The Other Side of Jesus:  His Enemies

The Jesus we meet in the Scriptures is the Jesus of faith.  The men that wrote the books of the New Testament were pro-Jesus.  It can be helpful to examine Jesus from another perspective though - the perspective of his enemies.  When we view only the Jesus of faith we can fail to grasp the full nature of his message.  Understanding his enemies helps to unlock new vistas of understanding.

To the majority of people of Jesus day, he was a self-appointed rabbi from a town called Nazareth in Galilee.  It was known that the Messiah would come from Bethlehem.  It was not common knowledge that Jesus was born there, making acceptance of his claims hard for many.  Galilee was separated from Judea by Samaria:  the people of Galilee tended to be more liberal-minded than the people of Judea because of this distance.  Also, they spoke a dialect which Judeans looked down on because of its coarseness.  It was not without reason that the Pharisees said "Prophets do not come out of Galilee".

Jesus deliberately "broke" the Sabbatical law by healing on the Sabbath.  He dared to forgive sins and acted blasphemously in claiming to be the son of God.  Moreover, he claimed to be of higher rank than Moses and insulted the religious leaders calling them among other things "a brood of vipers", "white washed tombs" and "hypocrites".  It is not surprising that by Palm Sunday the religious leaders had hatched a plan to terminate his existence.   What then was the purpose of Jesus in all this?  

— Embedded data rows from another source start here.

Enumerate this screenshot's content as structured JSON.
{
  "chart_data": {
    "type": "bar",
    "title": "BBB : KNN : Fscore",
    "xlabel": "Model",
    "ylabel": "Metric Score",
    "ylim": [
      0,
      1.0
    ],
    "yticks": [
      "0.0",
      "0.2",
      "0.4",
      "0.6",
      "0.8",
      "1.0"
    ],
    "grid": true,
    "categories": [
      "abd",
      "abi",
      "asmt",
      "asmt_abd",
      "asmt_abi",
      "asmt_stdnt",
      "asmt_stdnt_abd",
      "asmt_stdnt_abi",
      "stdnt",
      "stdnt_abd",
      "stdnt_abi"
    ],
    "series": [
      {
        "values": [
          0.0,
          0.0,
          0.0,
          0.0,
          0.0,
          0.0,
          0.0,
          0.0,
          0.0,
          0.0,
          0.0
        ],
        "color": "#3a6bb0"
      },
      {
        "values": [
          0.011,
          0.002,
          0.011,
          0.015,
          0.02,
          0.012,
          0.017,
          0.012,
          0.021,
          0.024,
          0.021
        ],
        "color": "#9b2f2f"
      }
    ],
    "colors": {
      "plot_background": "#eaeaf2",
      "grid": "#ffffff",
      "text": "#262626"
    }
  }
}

 The answer lies in the message he preached:  "Unless your virtue goes deeper than the scribes and Pharisees, you will never enter the kingdom of heaven"; "Do you know why you cannot take in what I say?  It is because you do not understand my language"; "You are from below; I am from above",  "The kingdom of heaven is like a mustard seed . . . ."; "Only those who believe in him will have no cause for shame"; "It is the stone rejected by the builders that becomes the cornerstone - it is the Lord's doing and it is wonderful to see".

Jesus taught a moral system based on the rubric:  "You must love the Lord Your God with all your heart, with all your soul and all your mind, and love your neighbour as yourself.  On these two commandments hang the whole law and the prophets also".  As a corollary to this he taught that "sin blinds".  

St.Paul became the great theologian of God's love, and it is in his writings that we see this idea being given a more elaborate expression.  "Spiritual things must be learned spiritually"; "Why did they fail . . . because they trusted in good deeds rather than trusting in the righteousness that comes from God".  He uses further analogies such as the need to begin one's spiritual journey with milk, then baby food before endeavouring to eat solid food.  "In this way our hidden selves grow strong".